The story opens with oldest sister, Meg and her sister, Ruby, getting set to bag their latest bounty, a man wanted for murder dead or alive. They’re doing fine until Sheriff Zach Gillespie shows up and takes their prisoner while also exacting a bit of revenge on Meg for her stunt of dragging him out of the bath, tying him up and leaving him naked in the center of Main Street. Meg lost her temper over Zach’s hurtful comment about a woman who would wear pants and now she is fuming again. Ruby begs her to be cautious, but Meg is now determined to thwart Zach and get her bounty money. Zach’s actions make her wonder if there is more to this than just petty revenge against her especially when he and that prisoner aren’t on their way to the closest jail cell.
Zach is risking everything including his reputation and job to fulfill a promise. He takes Simon from the McKenzie sisters and heads out to leave Simon in a safe place while he investigates the truth. If Simon is guilty then he will face the law, but Zach is entrusted to prove his innocence. Meanwhile he must play cat and mouse with the wild fury that is Meg. He was all set to marry her and he loves her still, but she can’t stand him after he made that comment about preferring his women in dresses. Her involvement complicates things as does the real possibility that he won’t be able to prove Simon innocent. Zach knows he has a tough decision to make and it will have to be soon.
From the beginning, this one struck me as a story that one couldn’t take too seriously if it was to be enjoyed. This was just zany and fun. Not one that the reader should pick up it they are looking for a serious western romance that gives attention to the details of setting and culture. There is a western cheesiness to it and Meg is over the top wildcat. The antics of her and Zach run like a romantic comedy in a western setting. The three sisters are all vastly different in personality, abilities and outlook, but they are loyal and strong when working together. It was a nice twist to see lady bounty hunters. The serious part of the story was Zach’s moral dilemma over what he will do if the prisoner Simon is innocent or guilty. Will he honor the law or obligation to a family member?

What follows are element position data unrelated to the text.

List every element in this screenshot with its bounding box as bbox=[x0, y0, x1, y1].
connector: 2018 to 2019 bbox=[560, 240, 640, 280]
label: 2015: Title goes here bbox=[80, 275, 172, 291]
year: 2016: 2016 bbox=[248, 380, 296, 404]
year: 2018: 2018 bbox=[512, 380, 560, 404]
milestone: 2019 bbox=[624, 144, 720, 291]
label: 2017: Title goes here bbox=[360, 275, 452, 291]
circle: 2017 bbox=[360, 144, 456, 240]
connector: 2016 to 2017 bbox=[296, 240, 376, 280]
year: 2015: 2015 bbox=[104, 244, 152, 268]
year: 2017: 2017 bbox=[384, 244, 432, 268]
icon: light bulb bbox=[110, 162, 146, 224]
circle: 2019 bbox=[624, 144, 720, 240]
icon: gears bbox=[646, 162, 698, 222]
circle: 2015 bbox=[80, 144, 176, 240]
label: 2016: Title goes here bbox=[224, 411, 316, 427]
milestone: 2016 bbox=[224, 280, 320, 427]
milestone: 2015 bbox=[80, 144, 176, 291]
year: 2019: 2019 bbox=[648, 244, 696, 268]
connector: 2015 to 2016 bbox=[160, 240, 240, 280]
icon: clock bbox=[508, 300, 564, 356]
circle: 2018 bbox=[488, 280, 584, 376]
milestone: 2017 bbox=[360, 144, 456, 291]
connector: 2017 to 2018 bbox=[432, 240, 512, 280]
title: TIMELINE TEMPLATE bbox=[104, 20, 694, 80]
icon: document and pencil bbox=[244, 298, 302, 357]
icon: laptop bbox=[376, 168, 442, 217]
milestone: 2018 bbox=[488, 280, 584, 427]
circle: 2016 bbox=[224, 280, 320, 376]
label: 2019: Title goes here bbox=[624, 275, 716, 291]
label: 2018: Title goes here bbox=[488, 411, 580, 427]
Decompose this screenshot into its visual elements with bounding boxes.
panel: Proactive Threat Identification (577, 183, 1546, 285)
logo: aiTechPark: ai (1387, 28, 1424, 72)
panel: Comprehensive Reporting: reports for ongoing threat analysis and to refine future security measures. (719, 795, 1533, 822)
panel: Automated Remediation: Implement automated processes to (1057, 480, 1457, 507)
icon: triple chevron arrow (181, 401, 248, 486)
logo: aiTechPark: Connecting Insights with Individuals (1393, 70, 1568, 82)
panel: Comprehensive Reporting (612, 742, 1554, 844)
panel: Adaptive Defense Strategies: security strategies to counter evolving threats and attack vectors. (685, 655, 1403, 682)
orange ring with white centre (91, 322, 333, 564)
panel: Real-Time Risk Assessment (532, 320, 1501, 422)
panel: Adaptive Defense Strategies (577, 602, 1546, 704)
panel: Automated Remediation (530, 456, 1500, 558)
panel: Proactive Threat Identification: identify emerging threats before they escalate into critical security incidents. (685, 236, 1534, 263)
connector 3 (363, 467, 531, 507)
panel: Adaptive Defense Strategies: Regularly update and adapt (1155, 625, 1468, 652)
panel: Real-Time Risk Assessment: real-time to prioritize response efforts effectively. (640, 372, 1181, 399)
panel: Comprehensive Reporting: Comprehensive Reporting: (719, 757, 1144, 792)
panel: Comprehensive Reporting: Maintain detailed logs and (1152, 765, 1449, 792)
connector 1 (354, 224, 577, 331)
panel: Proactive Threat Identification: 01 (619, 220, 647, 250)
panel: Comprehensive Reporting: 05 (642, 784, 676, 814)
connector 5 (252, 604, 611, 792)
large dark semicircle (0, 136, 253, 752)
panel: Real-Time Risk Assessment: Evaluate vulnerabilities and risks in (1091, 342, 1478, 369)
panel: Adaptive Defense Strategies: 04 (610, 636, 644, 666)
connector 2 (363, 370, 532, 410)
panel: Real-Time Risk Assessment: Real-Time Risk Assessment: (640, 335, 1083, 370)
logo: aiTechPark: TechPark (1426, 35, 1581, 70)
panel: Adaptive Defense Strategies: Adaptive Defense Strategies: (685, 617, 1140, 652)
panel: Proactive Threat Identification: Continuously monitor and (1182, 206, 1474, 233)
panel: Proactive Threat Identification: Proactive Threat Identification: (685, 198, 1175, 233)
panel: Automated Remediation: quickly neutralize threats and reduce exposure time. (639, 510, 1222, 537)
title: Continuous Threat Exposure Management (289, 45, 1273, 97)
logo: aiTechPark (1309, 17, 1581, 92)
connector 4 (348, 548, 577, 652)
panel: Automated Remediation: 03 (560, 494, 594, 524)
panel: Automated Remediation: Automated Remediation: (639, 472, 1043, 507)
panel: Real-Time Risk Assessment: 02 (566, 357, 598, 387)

Zach and Meg are a crack up the way they went about their romance. A night of truth or dare with the whiskey bottle leading to mean hangovers in the morning. Later, they teased and tormented their way into the bedroom for a hot smexy night only to be awoken in the morning at the point of her sisters’ guns. I swear if there were gift registries back then theirs would have tons of rope on the list. They were always leaving each other tied-up to make an escape.
Meg is stubborn and lets her temper get the better of her. She grudges on the fact that Zach criticized her choice to put on pants and take a very non-feminine job. I’m okay with feeling hurt that he publicly put her down especially since she felt she didn’t have any choice. However, she made the comment more than once that the reason she didn’t have a dress was because she couldn’t afford one. They only had enough money for her two sisters to have them so she sacrificed. Um, the gals were close to paying off a mortgage and making hundreds and thousands of dollars on their bounties which totaled ten at this point, surely they can afford a few yards of cotton that was cents on the dollar? There were a few things like this that made me raise my brow, but I set it aside and went with it.
All in all, it was mildly entertaining with lots of sass to make one chuckle a few times. I would recommend it to those who want something lightly engaging with a few people who put the ‘wild’ in Wild West.
My thanks to the author for the opportunity to read this book in exchange for an honest review.